The building is equipped with cutting-edge technology, featuring a 16 x 16 pixel panel for the exterior display system, along with speakers utilizing beamforming sound technology and 4D visual technology.
To provide sufficient graphic processing power for the exterior display, illuminating the skies of Las Vegas, the building employs 150 NVIDIA RTX A6000 GPUs, each priced at around $4,650 (approximately 120 million VND)! This GPU system not only manages the 1.2 million pixels on the exterior but also has to “support” an additional 16 16K screens inside, totaling 1.2 billion pixels.

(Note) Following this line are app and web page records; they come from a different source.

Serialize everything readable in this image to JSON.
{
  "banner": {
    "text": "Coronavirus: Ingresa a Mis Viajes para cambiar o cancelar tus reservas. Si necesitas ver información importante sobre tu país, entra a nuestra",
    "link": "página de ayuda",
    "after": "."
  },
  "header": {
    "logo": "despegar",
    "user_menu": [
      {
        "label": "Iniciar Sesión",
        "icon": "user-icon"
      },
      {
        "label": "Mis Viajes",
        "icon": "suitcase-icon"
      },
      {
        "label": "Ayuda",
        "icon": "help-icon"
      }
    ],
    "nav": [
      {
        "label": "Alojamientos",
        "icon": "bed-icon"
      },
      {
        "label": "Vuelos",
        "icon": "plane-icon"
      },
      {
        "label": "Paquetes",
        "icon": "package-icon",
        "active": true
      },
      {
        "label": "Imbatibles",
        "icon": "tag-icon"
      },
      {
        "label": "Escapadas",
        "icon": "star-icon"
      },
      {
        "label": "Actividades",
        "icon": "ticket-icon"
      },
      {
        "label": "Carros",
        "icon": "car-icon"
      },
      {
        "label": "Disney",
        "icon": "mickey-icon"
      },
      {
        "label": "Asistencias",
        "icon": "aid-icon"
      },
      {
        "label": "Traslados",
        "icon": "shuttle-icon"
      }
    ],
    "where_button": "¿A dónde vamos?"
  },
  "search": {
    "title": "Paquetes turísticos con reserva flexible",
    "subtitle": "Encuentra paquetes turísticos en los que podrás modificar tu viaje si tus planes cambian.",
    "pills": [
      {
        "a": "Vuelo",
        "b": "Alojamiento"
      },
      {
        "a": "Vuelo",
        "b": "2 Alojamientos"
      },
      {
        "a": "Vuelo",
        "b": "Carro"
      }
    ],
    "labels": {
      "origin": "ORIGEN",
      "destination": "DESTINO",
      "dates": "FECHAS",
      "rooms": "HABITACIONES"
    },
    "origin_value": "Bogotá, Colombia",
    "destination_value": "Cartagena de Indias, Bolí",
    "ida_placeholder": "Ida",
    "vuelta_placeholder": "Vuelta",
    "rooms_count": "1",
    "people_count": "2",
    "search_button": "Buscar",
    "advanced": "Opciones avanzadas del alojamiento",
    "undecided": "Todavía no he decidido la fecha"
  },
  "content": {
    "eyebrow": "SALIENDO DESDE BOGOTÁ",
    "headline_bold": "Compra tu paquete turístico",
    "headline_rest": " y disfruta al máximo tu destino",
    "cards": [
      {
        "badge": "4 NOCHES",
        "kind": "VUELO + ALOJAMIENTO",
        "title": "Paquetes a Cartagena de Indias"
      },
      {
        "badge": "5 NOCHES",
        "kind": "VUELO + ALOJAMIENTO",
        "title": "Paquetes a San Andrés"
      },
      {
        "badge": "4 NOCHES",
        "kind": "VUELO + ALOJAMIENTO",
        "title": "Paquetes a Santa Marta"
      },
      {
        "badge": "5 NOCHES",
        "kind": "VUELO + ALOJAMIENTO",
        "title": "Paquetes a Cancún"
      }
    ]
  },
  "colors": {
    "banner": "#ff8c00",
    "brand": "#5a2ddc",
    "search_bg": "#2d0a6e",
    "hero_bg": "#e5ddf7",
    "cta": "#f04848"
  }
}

Each of these graphics cards has 48GB of vRAM, so 150 of them provide a total of 7.2 TB of vRAM to handle the massive data volume that the Las Vegas Sphere must display around the clock. This building is a $2.3 billion project, aimed at boosting tourism in Las Vegas – a bustling city known for its numerous casinos in the United States.
This is also a rare project that utilizes a system of hundreds of GPUs without being related to AI. Typically, multi-GPU systems are used for purposes like “Bitcoin mining” or training AI models, but the Las Vegas Sphere employs these GPUs for their primary purpose: processing and displaying images.